Я уже и прежде, то есть накануне, и даже еще с третьего дня,
стал замечать что-то такое особенное в этих наших трех комнатах внизу. В той
комнатке, через залу, где прежде помещались мама и Лиза, очевидно был теперь
кто-то другой. Я уже не раз слышал какие-то звуки и днем и по ночам, но все
лишь мгновениями, самыми краткими, и тишина восстановлялась тотчас же полная,
на несколько часов, так что я и не обращал внимания. Накануне мне пришла было
мысль, что там Версилов, том более что он скоро затем вошел ко мне, хотя я
знал, притом наверно, из их же разговоров, что Версилов, на время моей болезни,
переехал куда-то в другую квартиру, в которой и ночует. Про маму же с Лизой мне
давно уже стало известно, что они обе (для моего же спокойствия, думал я)

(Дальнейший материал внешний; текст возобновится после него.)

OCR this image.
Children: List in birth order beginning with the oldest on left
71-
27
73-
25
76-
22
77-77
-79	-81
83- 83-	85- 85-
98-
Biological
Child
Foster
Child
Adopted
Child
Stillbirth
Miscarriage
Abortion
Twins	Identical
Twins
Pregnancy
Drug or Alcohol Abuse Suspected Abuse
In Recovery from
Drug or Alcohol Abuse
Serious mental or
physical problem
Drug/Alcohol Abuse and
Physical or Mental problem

перебрались наверх, в бывший мой «гроб», и даже подумал раз про себя: «Как это
могли они там вдвоем поместиться?» И вдруг теперь оказывается, что в ихней
прежней комнате живет какой-то человек и что человек этот — совсем не Версилов.
С легкостью, которую я и не предполагал в себе (воображая до сих пор, что я
совершенно бессилен), спустил я с постели ноги, сунул их в туфли, накинул
серый, мерлушечий
[101]
халат, лежавший подле (и пожертвованный для меня
Версиловым), и отправился через нашу гостиную в бывшую спальню мамы. То, что я
там увидел, сбило меня совсем с толку; я никак не предполагал ничего подобного
и остановился как вкопанный на пороге.
Там сидел седой-преседой старик, с большой, ужасно белой
бородой, и ясно было, что он давно уже там сидит. Он сидел не на постели, а на
маминой скамеечке и только спиной опирался на кровать. Впрочем, он до того
держал себя прямо, что, казалось, ему и не надо совсем никакой опоры, хотя,
очевидно, был болен. На нем был, сверх рубашки, крытый меховой тулупчик, колена
же его были прикрыты маминым пледом, а ноги в туфлях. Росту он, как
угадывалось, был большого, широкоплеч, очень бодрого вида, несмотря на болезнь,
хотя несколько бледен и худ, с продолговатым лицом, с густейшими волосами, но
не очень длинными, лет же ему казалось за семьдесят. Подле него на столике,
рукой достать, лежали три или четыре книги и серебряные очки. У меня хоть и ни
малейшей мысли не было его встретить, но я в тот же миг угадал, кто он такой,
только все еще сообразить не мог, каким это образом он просидел эти все дни,
почти рядом со мной, так тихо, что я до сих пор ничего не расслышал.